Конечно, двадцать пять рублей оказались для меня целым состоянием. Тогда я только поступил в шестой класс художественной школы и хотел понравиться ребятам: всю нашу как-то сразу сколотившуюся компанию — Рыбку, Тюбика, Сан Саныча, Волечку, Муську, ещё человек пять — повёл в кафе-мороженое. Этак небрежно выложить официантке деньги за всех и небрежно сказать: «Сдачи не надо», как говорит папик, когда мы семьёй обедаем в ресторане! Да ещё и жест такой сделать — широкий круг описать рукой: я совсем как папик!
Сейчас мне стыдно. Предательство стоило двадцать пять рублей — ведь я невольно вместе с папиком столько лет предаю маму!
Конечно, сейчас я понимаю, отец не волен в своих чувствах, как и я. Ну заставь меня любить Муську! «Сравнил!» — злюсь я на себя и ору что есть мочи:
— Мама! Ма-ма! Ма-ма!
И мама бежит — как в детстве, на первый зов. Садится ко мне на кровать, обе маленькие ладошки кладёт на лицо, как в детстве. Она молчит, боится спросить, почему я посреди дня завалился «в койку», и я спешу её успокоить:
— «Пять» я получил, мама, не мучайся. Извини, что не позвонил, закрутилось всё!
— Слава богу! — говорит мама, а глаза мокрые. Что это все они взялись сегодня реветь?! И Муська, и Тоша, и даже мама. — А я не пошла обедать, всё ждала: позвонишь. Уж решила, случилось что-то с тобой, сердце весь день не на месте.

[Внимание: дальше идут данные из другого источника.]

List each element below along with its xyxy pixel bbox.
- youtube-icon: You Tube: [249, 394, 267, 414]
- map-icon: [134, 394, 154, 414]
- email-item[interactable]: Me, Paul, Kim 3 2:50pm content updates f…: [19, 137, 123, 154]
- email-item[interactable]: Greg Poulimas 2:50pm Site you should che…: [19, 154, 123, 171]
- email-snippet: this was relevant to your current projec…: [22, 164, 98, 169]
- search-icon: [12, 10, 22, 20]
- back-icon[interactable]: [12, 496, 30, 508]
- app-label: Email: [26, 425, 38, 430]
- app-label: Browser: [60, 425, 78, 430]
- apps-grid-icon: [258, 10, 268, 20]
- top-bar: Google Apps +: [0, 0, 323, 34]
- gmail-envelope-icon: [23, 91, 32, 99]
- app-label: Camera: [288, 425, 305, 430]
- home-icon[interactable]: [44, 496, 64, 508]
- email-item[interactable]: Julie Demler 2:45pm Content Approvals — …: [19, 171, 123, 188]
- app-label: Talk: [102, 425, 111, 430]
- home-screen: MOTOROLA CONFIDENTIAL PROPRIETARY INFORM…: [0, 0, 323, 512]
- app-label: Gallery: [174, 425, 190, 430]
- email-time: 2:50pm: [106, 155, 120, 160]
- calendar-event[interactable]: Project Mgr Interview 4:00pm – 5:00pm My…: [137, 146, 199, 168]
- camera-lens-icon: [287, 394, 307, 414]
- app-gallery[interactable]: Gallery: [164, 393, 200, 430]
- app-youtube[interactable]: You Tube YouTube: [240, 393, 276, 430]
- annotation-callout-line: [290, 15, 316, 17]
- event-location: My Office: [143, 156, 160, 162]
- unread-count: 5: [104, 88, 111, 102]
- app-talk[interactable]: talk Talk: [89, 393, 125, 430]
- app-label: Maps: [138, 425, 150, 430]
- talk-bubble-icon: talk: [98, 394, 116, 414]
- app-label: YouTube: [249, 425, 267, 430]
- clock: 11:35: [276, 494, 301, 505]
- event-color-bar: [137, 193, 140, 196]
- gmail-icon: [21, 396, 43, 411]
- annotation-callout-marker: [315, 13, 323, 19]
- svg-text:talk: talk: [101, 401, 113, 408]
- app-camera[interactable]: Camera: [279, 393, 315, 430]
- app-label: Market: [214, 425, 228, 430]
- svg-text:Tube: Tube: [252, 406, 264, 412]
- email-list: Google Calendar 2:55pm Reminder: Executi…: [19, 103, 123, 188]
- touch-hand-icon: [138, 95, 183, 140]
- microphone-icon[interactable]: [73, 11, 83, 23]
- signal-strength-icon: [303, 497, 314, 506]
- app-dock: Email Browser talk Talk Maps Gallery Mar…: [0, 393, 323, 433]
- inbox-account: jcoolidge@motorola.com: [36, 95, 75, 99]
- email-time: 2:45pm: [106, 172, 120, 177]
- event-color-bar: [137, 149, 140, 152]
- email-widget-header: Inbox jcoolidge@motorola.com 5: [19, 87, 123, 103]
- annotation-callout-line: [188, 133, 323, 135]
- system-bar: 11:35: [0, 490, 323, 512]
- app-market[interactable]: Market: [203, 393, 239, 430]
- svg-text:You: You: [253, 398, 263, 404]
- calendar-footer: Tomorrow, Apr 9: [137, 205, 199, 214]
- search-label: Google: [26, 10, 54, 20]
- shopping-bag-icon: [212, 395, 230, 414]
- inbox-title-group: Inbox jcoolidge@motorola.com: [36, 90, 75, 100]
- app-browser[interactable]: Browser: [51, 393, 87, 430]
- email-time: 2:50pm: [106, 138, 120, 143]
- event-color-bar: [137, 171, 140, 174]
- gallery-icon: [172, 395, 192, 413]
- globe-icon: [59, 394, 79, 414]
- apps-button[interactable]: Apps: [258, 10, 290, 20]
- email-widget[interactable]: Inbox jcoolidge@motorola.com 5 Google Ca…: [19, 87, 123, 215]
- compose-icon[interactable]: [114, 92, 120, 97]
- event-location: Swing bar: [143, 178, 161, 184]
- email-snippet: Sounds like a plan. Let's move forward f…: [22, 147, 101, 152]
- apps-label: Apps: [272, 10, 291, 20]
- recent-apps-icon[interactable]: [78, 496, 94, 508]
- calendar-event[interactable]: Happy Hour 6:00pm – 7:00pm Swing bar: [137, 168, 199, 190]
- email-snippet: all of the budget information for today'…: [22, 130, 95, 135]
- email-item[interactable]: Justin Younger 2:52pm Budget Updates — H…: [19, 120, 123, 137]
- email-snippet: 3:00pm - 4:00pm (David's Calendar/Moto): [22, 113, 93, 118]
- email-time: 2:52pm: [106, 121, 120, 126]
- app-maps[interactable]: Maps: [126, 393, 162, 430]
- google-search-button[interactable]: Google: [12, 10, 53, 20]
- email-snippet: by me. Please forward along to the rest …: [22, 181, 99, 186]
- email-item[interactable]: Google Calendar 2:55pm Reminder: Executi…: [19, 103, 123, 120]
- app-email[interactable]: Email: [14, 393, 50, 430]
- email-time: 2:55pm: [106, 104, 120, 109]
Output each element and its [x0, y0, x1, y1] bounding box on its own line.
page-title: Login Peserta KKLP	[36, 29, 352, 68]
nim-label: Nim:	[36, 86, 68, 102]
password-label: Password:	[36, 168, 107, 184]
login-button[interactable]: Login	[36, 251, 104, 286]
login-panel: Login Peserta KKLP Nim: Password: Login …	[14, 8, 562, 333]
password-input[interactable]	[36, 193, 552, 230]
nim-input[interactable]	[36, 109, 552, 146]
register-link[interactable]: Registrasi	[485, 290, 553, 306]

«Случилось, случилось, мама! — кричу я про себя. — Ещё как случилось!» Но я не говорю ничего маме и гоню от себя Тошино перекошенное ненавистью и одновременно беззащитное её лицо, не её, совсем чужой голос: «Уходи! Никогда, никогда не смей…» Мне тепло, надёжно в маминых ладонях, я целую их и говорю:
— Прости меня, экзамен, гроза… ночью спал плохо…
— Да, да, — кивает мама, — я понимаю, ничего, слава богу, позади. Ещё один, и ты кончишь школу. Подумать только!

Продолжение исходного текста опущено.